FLEXIBILITY in the workplace has consistently been identified as the most important measure to attract and retain female workers, according to the Chamber of Commerce and Industry's recent Women in the Workforce discussion paper.

But while some new mothers want greater flexibility when they return to work, others choose to start their own home-based businesses, allowing them to spend time with their children while remaining engaged with the business world.

Owner of Interactive Arts, Fleur Allen, started her art sales and rental business in December 2007 when her son, Charlie, was one year old.

From a small base, Ms Allen's business now has 25 local artists under management, as well as an online galley and art rental service.

"I always had the dream to work for myself and after being at home I thought if I wanted to work, I wanted to be based at home and be doing something I really enjoyed," Ms Allen said.

"My whole outlook on life completely changed. I was very career motivated and driven and believed in what I did. I still think what I did was worthwhile, but I wanted to do something that would work into my life a bit more, and that is working from home and being my own boss."

Former lawyer Sarah Wilkins and her friend, former accountant Emma Wright, started Next Phase Recruitment in 2007 after identifying a need for a recruitment service targeting professional women wanting to re-enter the workforce after having children.

"Like us, some of our friends had great experience but were finding it difficult to find something that could balance their priorities," she said.

"Flexibility is the number one retention factor for staff."

Tammy Wayne Elliot started her communications business, Sophia's Choice Communications, when her daughter, Sophia, was four months old.

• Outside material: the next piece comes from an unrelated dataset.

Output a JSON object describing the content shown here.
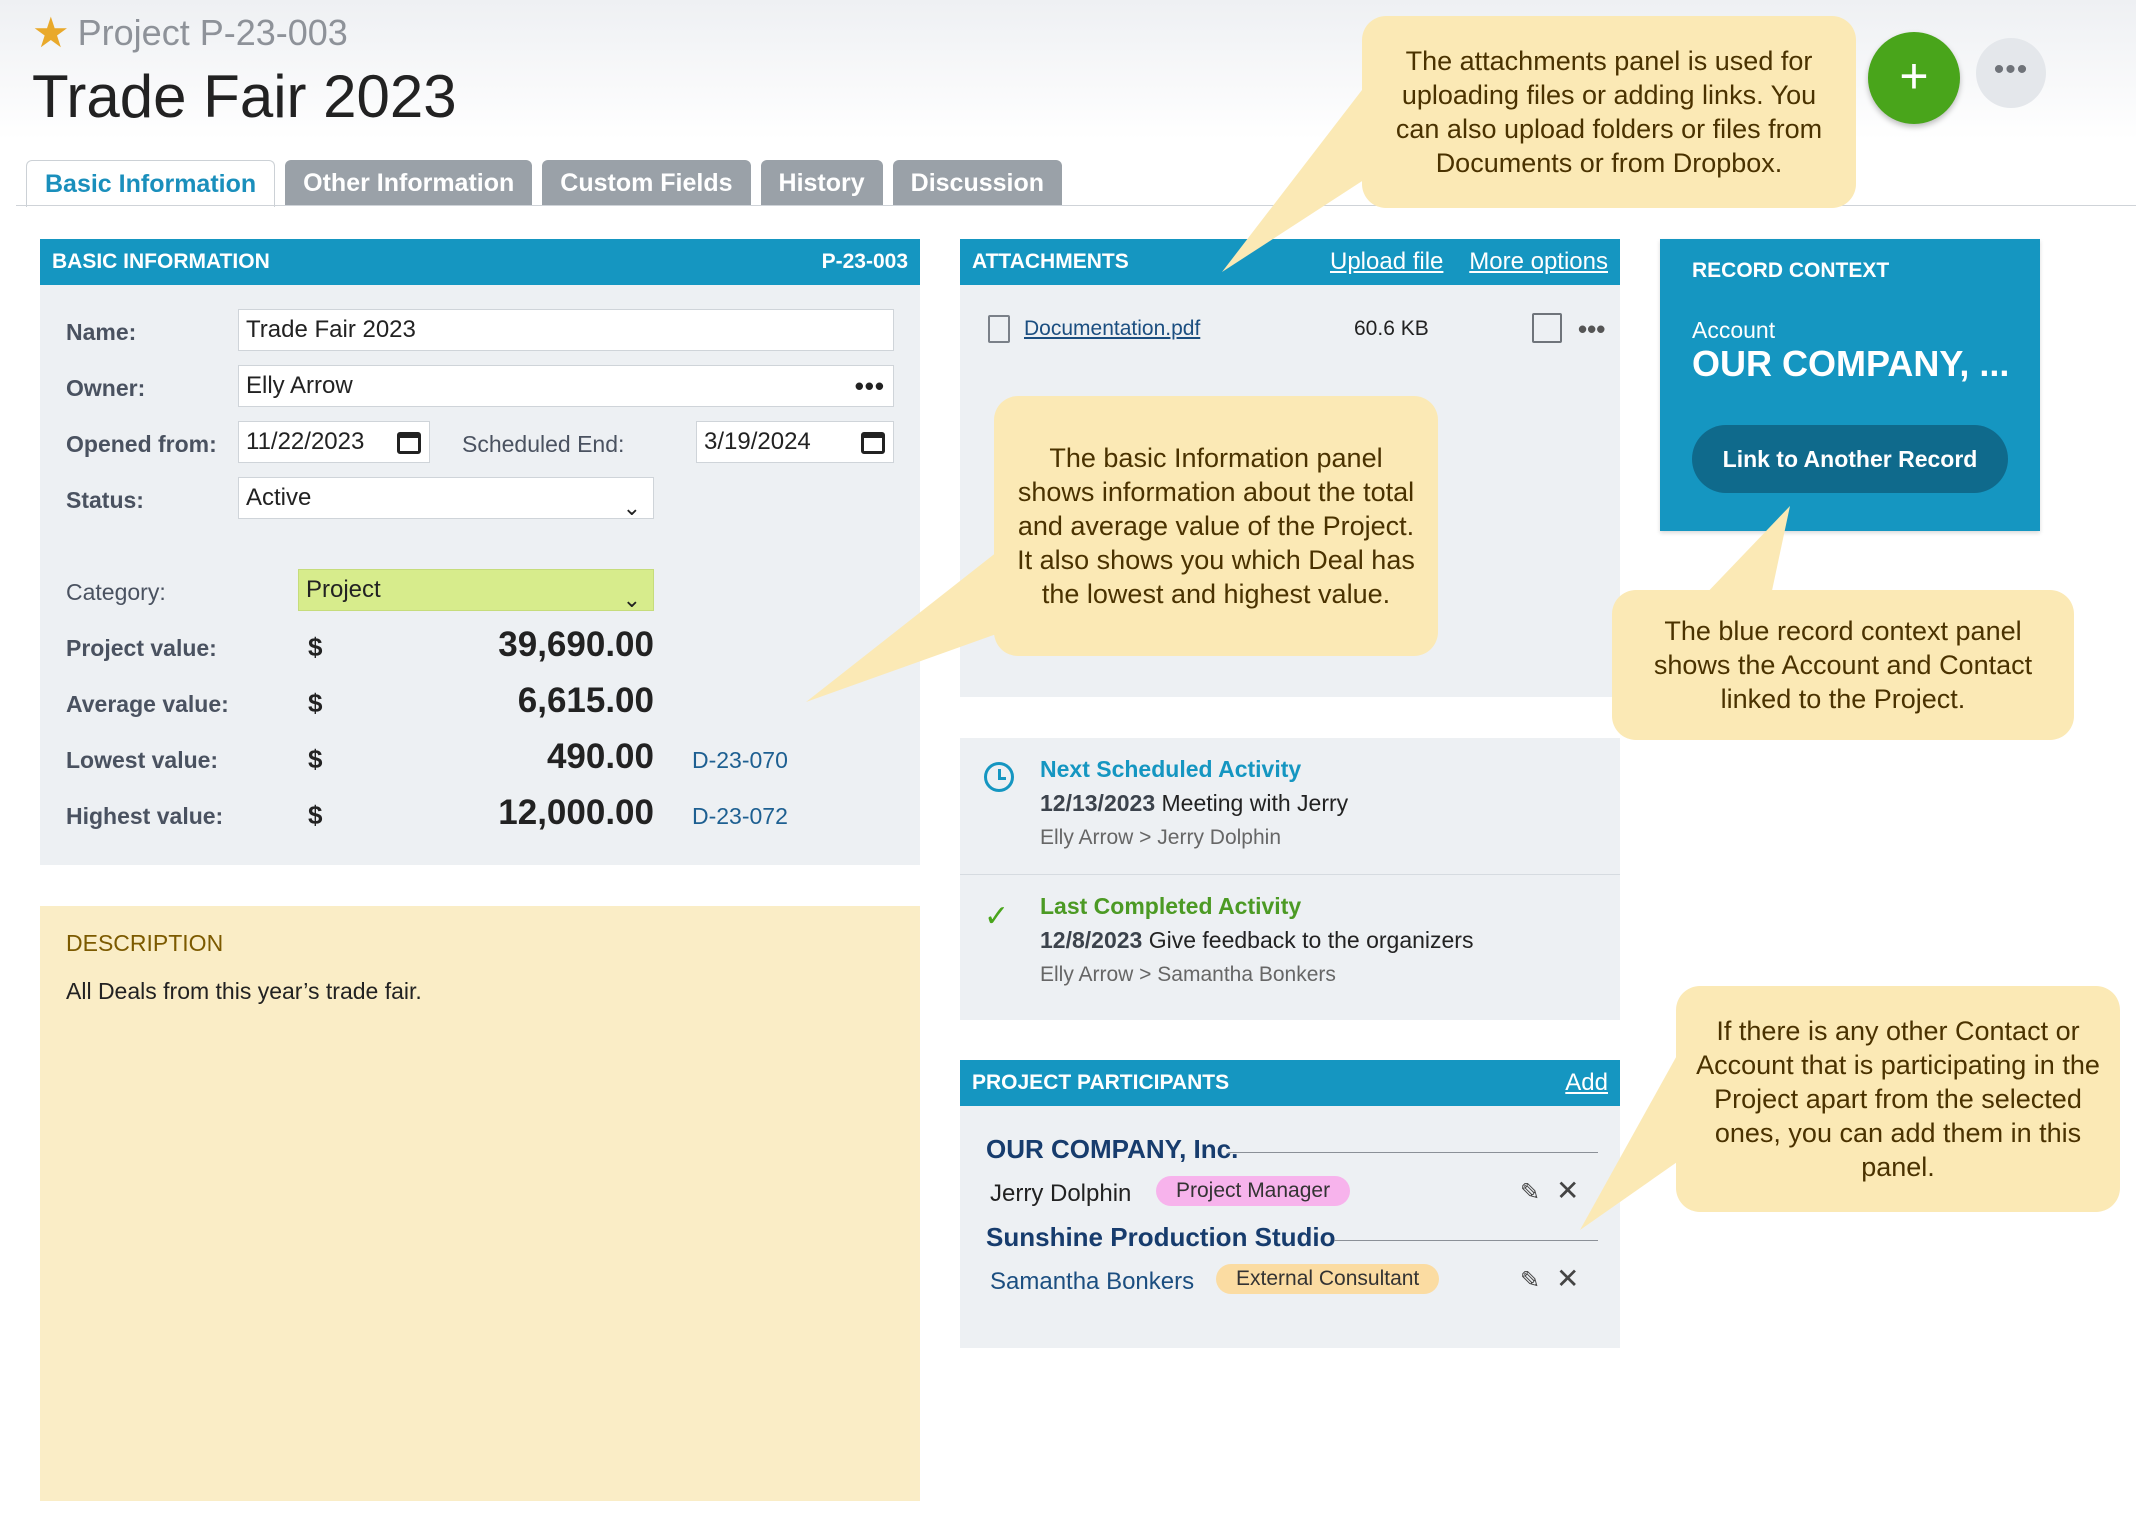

Using her previous business contacts and networks, Ms Elliot said she was surprised at the demand for her skills and experience, and now commits three days a week, full time, to her business.

"You don't need to apologise, there's nothing wrong with having ambition and wanting to work and having the desire to work," Ms Elliot said.

Access to affordable, high quality childcare and government childcare assistance and paid parental leave is also high on the list of incentives to encourage women to stay in, or return to, the workforce.

Government legislation currently provides for up to 12 months unpaid parental leave, with additional statutory requirements to come into effect as of January 1 next year.

Among the changes, employees will be able to request an additional 12 months of unpaid parental leave, and request flexible working arrangements until their child reaches school age.